Podríamos hacer quizá una examen de conciencia preguntándonos en qué ocasiones, en nuestra vida, buscamos ejercer poder o control sobre los otros. Hay en cada ser humano una sed innata de poder. ¿Cuántas veces nos dejamos guiar sutilmente, o no tan sutilmente, por esta sed de poder y control? ¿Estamos atentos a los profetas despojados de todo poder, pero que hablan con autoridad, o estamos más bien fascinados por aquellos que ejercitan el poder? Sería triste que sigamos rechazando a Jesús en su propia casa, que somos nosotros, no aceptándolo como el profeta y Mesías que ordena nuestras prioridades y da sentido a nuestra existencia.

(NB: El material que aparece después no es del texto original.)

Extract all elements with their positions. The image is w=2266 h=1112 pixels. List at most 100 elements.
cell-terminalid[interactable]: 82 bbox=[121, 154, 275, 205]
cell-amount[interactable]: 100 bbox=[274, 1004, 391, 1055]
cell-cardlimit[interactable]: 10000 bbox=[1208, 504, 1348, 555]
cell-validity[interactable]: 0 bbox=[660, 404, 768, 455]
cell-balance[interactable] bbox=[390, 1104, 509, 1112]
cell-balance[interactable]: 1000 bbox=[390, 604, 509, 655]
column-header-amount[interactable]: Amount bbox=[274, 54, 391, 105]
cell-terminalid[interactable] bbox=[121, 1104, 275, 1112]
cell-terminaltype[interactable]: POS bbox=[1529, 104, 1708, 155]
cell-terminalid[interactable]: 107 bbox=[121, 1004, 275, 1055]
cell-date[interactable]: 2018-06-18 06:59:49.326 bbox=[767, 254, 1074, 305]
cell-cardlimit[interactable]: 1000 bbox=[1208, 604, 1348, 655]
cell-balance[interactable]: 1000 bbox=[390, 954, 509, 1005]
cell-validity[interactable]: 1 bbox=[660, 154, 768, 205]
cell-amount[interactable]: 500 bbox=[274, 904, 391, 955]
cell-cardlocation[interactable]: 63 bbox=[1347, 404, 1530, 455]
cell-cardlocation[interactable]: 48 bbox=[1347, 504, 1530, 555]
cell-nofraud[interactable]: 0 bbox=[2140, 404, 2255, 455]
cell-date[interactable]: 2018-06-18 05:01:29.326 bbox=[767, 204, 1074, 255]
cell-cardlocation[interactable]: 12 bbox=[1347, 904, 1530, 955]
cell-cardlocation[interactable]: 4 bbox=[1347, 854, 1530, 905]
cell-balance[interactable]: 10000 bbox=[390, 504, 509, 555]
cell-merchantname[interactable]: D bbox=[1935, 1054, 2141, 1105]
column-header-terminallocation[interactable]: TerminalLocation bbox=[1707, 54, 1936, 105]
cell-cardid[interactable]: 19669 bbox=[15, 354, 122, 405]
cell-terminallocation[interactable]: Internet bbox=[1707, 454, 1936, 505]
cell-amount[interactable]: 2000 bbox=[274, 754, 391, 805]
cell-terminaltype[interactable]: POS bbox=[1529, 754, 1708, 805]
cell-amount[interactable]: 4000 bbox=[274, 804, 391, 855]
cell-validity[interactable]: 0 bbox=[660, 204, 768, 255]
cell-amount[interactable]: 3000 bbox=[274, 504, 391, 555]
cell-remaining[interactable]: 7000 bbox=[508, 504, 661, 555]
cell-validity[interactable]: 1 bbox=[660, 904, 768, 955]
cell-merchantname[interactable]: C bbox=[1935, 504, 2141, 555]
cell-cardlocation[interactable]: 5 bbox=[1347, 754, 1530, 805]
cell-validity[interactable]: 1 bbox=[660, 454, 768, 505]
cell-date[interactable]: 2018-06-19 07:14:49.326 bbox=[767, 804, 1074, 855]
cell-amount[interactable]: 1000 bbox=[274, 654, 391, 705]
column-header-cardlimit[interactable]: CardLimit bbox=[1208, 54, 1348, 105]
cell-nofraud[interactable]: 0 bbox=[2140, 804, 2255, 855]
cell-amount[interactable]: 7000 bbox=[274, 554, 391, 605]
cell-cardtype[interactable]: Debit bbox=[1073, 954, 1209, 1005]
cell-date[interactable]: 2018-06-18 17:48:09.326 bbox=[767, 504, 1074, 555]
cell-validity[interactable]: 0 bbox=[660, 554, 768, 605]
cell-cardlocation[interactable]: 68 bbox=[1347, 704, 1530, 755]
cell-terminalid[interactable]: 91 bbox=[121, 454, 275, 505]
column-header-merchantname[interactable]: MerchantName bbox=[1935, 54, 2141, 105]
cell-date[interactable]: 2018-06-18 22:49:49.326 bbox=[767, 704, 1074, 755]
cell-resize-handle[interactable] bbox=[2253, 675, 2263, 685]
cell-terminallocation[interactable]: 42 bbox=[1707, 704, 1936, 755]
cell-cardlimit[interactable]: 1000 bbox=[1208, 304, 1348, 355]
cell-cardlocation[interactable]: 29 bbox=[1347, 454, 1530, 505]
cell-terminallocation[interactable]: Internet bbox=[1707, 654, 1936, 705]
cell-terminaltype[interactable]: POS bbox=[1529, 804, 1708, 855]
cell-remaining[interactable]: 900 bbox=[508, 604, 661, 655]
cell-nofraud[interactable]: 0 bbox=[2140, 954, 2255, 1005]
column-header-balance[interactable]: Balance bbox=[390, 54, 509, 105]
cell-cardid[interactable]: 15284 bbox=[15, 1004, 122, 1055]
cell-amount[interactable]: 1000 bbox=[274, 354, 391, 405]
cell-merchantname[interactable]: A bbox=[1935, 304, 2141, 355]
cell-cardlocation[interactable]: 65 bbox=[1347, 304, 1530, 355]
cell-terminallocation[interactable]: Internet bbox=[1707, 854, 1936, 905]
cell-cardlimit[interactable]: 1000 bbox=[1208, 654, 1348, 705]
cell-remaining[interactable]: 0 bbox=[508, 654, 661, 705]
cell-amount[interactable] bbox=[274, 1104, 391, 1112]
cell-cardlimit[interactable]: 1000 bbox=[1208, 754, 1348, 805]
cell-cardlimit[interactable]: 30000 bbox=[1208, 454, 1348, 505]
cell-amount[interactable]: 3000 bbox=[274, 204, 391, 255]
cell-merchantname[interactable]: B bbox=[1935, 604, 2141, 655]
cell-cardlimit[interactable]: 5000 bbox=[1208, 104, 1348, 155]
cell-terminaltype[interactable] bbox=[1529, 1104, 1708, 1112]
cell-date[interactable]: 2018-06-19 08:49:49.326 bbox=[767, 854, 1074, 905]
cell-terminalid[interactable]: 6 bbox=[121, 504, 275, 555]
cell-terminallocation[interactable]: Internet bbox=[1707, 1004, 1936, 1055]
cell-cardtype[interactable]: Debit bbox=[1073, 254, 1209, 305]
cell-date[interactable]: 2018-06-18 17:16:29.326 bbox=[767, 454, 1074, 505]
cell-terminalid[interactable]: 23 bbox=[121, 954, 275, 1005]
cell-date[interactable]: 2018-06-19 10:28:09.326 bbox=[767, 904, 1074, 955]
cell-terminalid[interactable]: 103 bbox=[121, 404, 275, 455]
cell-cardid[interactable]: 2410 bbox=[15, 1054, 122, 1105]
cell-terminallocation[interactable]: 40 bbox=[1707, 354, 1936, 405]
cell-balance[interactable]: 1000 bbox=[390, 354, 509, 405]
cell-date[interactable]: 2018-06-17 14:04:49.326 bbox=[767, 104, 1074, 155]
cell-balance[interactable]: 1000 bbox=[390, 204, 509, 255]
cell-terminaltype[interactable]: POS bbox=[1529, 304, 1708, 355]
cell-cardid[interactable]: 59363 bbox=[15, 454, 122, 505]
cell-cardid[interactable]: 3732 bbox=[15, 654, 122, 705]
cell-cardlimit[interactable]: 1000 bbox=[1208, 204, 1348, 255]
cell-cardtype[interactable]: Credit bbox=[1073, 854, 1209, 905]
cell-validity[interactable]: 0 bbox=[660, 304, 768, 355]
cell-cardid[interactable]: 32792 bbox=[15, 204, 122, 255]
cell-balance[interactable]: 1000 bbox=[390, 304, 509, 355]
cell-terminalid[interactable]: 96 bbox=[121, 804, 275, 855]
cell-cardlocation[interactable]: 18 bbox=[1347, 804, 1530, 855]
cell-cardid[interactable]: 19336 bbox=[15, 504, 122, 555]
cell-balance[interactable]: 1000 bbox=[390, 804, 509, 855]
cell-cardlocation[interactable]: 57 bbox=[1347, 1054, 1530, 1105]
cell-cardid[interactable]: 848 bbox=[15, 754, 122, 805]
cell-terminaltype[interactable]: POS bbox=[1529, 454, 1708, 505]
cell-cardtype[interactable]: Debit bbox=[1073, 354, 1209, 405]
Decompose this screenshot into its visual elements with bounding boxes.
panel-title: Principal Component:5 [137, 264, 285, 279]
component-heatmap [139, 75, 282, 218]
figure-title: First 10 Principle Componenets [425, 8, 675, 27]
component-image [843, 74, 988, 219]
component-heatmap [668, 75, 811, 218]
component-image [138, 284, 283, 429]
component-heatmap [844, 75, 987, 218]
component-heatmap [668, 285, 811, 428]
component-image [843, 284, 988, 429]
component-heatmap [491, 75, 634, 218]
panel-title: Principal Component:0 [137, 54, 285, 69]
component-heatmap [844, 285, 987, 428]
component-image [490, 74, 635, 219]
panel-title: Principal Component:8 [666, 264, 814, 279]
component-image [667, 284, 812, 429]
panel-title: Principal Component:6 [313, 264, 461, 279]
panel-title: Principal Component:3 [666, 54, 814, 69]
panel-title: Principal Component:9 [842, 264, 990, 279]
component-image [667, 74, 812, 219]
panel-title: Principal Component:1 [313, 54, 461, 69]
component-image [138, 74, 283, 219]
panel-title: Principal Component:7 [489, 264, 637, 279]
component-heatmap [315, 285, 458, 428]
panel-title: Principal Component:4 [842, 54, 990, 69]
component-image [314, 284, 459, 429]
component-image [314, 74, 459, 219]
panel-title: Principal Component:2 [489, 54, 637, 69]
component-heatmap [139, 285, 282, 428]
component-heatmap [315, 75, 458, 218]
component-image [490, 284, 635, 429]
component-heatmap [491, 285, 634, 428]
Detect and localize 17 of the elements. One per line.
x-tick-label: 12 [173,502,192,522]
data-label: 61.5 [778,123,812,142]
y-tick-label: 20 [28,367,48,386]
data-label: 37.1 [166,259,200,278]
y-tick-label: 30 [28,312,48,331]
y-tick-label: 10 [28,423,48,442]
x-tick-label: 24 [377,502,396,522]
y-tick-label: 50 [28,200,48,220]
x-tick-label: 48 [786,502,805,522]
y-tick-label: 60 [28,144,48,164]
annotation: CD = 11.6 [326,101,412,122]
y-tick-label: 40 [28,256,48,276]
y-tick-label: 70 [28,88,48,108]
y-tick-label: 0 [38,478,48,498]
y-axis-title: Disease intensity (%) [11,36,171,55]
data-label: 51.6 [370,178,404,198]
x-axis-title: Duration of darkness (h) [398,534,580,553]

Decía el papa emérito, Benedicto XVI, el 8 de julio de 2013: «parece que Jesús —como se dice— se da a sí mismo una razón de la mala acogida que encuentra en Nazaret. En cambio, al final del relato, encontramos una observación que dice precisamente lo contrario. El evangelista escribe que Jesús «se admiraba de su falta de fe» (Mc 6, 6). Al estupor de sus conciudadanos, que se escandalizan, corresponde el asombro de Jesús. También él, en cierto sentido, se escandaliza. Aunque sabe que ningún profeta es bien recibido en su patria, sin embargo la cerrazón de corazón de su gente le resulta oscura, impenetrable: ¿Cómo es posible que no reconozcan la luz de la Verdad? ¿Por qué no se abren a la bondad de Dios, que quiso compartir nuestra humanidad? De hecho, el hombre Jesús de Nazaret es la transparencia de Dios, en él Dios habita plenamente. Y mientras nosotros siempre buscamos otros signos, otros prodigios, no nos damos cuenta de que el verdadero Signo es él, Dios hecho carne; él es el milagro más grande del universo: todo el amor de Dios contenido en un corazón humano, en el rostro de un hombre.»
Quien entendió verdaderamente esta realidad es la Virgen María, bienaventurada porque creyó (cf. Lc 1, 45). María no se escandalizó de su Hijo: su asombro por él está lleno de fe, lleno de amor y de alegría, al verlo tan humano y a la vez tan divino. Así pues, aprendamos de ella, nuestra Madre en la fe, a reconocer en la humanidad de Cristo la revelación perfecta de Dios.